Sui tasti e sulle corde (percosse, accarezzate) Per piano 2 del 1989. Un Razzi in cerca di più varietà timbrica. Contano, qui, le risonanze, i prolungamenti dei suoni. E il brano ha dapprima qualche tocco di trasognato, poi vi aumenta il tasso di violenza sonora. Ma il metodo è sempre lo stesso: si procede per suoni o blocchi di suoni autonomi, uno dopo l’altro. Razzi non è un trasformista. Riprende il discorso sempre da dove l’ha iniziato. Anche in Invenzione del 2008. La logica «puntillista arricchita» gli sembra sempre la più produttiva. Molto pedale, il motivo ricavato dal nome Bach che appare e scompare, spunti «tayloriani». Gran pezzo. E Arevalos grande interprete, accurato e rilassato.

Ma diventa un diavolo, Arevalos, un prestigiatore, un cantore dell’aleatorietà scenico-sonora quando tratta Novelletta di Sylvano Bussotti. Piovono palline da ping-pong sulle corde dello strumento, rimbalzano quando le corde vengono pizzicate o quando vengono scosse dalla percussione dei tasti, ne esce una dovizia di giochi da salotto estenuato e perverso. Memorabile. E l’Aldo Clementi di Blues, elaborato su frammenti di Thelonious Monk? Che cosa c’è di più contemporaneo? Frammenti accennati, trasformati e abbandonati. Arevalos regala anche un pensoso-essenziale Franco Oppo (Tre berceuses) e un gentile-composto Ennio Morricone (Quattro studi). Di Fabrizio Ottaviucci occorre chiedersi se è più un atleta da finale olimpica o un angelo sterminatore particolarmente ispirato.

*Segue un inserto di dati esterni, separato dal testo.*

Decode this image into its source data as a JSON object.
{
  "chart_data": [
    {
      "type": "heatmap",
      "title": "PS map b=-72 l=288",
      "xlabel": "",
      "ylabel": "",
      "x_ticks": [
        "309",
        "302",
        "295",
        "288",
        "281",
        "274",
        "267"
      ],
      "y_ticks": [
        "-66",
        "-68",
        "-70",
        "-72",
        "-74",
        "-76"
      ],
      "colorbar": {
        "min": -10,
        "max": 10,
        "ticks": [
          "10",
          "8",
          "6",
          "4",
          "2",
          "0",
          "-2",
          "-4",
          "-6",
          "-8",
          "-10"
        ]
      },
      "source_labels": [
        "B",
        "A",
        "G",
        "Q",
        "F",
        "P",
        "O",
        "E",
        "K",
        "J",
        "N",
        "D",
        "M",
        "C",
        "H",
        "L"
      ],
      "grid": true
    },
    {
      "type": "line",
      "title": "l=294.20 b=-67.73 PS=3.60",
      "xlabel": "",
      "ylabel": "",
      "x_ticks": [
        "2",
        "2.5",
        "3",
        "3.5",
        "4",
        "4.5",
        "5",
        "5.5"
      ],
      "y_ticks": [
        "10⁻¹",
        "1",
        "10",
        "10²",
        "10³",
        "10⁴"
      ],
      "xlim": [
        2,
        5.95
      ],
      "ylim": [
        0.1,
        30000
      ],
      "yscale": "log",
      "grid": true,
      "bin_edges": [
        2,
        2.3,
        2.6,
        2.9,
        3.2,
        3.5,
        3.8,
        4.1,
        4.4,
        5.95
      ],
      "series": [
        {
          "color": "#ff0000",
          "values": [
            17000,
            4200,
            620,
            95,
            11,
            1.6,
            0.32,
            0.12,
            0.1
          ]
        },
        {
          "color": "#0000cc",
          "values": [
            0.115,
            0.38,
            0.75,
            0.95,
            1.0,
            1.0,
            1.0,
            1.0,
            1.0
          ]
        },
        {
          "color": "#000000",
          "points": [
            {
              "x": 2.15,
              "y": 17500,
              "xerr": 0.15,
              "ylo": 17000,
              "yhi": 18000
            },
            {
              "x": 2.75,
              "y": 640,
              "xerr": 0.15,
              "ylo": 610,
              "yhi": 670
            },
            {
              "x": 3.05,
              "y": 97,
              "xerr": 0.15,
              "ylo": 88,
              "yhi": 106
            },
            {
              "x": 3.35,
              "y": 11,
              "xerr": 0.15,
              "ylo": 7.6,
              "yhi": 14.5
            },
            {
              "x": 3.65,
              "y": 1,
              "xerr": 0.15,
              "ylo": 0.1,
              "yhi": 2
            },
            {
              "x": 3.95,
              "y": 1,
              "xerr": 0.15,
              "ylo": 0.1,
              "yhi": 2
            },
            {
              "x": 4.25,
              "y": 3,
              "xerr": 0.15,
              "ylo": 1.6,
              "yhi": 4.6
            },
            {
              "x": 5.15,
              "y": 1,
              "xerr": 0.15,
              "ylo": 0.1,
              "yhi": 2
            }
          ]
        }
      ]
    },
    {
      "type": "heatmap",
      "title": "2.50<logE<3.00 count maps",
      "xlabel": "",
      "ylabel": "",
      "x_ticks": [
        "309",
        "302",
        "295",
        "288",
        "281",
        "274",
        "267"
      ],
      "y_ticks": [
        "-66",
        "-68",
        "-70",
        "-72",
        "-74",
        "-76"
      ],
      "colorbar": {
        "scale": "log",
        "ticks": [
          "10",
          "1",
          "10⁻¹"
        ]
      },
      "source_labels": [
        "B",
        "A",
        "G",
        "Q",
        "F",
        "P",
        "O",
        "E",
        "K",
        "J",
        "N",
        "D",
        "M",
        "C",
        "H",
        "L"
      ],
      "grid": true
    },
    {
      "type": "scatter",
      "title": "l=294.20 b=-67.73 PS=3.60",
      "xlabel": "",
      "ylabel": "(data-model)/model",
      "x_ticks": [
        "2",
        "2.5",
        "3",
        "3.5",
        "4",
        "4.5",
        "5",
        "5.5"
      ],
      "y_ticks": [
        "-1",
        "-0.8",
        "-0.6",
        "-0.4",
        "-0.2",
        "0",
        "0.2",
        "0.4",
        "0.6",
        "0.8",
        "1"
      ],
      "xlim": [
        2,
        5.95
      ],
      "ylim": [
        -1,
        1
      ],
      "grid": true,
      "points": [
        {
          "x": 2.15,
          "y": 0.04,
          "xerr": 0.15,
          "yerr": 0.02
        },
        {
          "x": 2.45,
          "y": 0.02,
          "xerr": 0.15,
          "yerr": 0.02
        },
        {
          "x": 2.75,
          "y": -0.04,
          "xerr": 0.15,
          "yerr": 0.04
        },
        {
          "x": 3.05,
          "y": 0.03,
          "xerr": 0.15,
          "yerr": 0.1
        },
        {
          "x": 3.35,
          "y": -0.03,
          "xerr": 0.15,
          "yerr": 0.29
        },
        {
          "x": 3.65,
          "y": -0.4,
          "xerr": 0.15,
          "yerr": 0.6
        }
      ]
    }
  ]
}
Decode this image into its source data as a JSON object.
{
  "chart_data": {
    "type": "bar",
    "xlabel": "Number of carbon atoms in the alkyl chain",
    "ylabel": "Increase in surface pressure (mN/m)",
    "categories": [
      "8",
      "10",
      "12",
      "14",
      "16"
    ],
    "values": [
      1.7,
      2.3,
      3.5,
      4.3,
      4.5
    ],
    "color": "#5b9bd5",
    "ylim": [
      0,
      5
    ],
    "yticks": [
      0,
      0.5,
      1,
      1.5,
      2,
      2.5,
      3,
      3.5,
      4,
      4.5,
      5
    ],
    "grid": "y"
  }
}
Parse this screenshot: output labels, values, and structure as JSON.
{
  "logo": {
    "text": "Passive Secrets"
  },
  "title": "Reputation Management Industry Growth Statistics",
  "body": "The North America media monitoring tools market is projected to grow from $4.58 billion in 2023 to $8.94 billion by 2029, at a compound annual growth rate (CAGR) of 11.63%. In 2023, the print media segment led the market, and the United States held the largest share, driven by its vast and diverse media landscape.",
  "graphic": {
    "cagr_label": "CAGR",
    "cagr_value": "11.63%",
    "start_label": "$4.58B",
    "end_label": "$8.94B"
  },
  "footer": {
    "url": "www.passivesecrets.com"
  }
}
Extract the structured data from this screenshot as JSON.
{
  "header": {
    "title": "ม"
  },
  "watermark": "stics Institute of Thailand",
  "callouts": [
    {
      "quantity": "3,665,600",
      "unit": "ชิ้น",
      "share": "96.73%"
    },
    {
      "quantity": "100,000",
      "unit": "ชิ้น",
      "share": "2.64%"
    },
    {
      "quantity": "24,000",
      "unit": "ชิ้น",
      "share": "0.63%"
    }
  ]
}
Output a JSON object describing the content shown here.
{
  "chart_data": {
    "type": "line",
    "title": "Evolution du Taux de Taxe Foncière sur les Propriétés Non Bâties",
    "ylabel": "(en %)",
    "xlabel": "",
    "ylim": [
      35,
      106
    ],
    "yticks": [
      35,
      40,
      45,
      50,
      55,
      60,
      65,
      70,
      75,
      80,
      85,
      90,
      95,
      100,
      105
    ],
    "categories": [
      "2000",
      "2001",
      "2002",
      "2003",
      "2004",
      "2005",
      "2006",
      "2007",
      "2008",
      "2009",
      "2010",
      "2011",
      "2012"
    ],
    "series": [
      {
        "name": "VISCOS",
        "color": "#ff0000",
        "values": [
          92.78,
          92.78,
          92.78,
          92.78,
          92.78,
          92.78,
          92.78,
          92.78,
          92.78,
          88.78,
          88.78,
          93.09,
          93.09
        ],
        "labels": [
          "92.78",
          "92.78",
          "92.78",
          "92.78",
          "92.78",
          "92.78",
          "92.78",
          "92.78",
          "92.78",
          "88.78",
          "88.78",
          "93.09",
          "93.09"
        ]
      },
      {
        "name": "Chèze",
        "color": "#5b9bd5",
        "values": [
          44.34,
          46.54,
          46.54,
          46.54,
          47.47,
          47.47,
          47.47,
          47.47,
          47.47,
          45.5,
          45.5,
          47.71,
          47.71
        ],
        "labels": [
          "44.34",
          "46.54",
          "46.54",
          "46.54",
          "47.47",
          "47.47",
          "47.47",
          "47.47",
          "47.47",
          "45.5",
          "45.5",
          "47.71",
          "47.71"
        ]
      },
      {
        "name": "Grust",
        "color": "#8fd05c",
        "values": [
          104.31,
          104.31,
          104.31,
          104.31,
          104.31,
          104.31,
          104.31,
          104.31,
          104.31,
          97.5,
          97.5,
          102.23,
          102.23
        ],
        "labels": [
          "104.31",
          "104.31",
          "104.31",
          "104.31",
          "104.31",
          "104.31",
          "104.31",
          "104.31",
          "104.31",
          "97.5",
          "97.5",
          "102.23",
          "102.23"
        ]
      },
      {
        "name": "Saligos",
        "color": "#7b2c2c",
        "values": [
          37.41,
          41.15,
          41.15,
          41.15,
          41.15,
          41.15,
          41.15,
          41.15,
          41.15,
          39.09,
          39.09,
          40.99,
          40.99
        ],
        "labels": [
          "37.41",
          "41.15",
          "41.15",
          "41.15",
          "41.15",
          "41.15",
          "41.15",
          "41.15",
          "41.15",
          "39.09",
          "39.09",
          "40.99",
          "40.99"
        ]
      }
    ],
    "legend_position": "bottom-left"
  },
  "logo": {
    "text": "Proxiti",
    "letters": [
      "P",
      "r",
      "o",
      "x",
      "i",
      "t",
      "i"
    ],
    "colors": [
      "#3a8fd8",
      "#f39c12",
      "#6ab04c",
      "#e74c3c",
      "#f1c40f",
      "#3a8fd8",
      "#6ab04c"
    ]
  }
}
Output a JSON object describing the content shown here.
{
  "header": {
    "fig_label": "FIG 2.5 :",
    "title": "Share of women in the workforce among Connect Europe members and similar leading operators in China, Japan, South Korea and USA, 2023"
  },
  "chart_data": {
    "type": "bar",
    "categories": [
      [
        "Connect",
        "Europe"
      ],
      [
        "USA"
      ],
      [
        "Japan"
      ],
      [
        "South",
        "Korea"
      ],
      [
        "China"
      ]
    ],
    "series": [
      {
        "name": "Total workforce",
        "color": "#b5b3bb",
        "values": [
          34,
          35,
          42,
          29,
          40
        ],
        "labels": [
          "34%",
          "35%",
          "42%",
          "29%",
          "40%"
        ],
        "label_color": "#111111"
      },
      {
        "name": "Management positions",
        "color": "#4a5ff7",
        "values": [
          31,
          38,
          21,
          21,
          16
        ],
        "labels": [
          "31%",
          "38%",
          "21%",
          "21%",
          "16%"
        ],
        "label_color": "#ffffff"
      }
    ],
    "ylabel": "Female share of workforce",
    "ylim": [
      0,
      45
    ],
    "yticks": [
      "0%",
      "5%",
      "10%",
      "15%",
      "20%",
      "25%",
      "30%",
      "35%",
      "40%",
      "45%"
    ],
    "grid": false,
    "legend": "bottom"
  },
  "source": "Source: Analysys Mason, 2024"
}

Perché la parte centrale del brano di Alvin Curran For Cornelius è una prova di resistenza estrema e di estrema capacità di immersione nella materia musicale. Un «ostinato» interminabile, un continuum di accordi ribaditi per mantenere un pathos «insopportabile». Ma in apertura e in chiusura ci sono lente, malinconiche e cantabili divagazioni in memoria di Cardew. L’interprete Ottaviucci è sempre più un serissimo incantatore. Ci fa scoprire un prezioso Klaus Huber, svizzero novantenne trapiantato in Italia, singolare in Ein Hauch von Unzeit II. I «pianissimi» di suoni disposti come in un vuoto accogliente sono da compositore sommo. Ivan Vandor con Variazioni gioca sui contrasti tra intense meditazioni con ricordi viennesi del 900 e momentanee esplosioni. Era tempo che si potesse riascoltare questo compositore importante e un po’ clandestino.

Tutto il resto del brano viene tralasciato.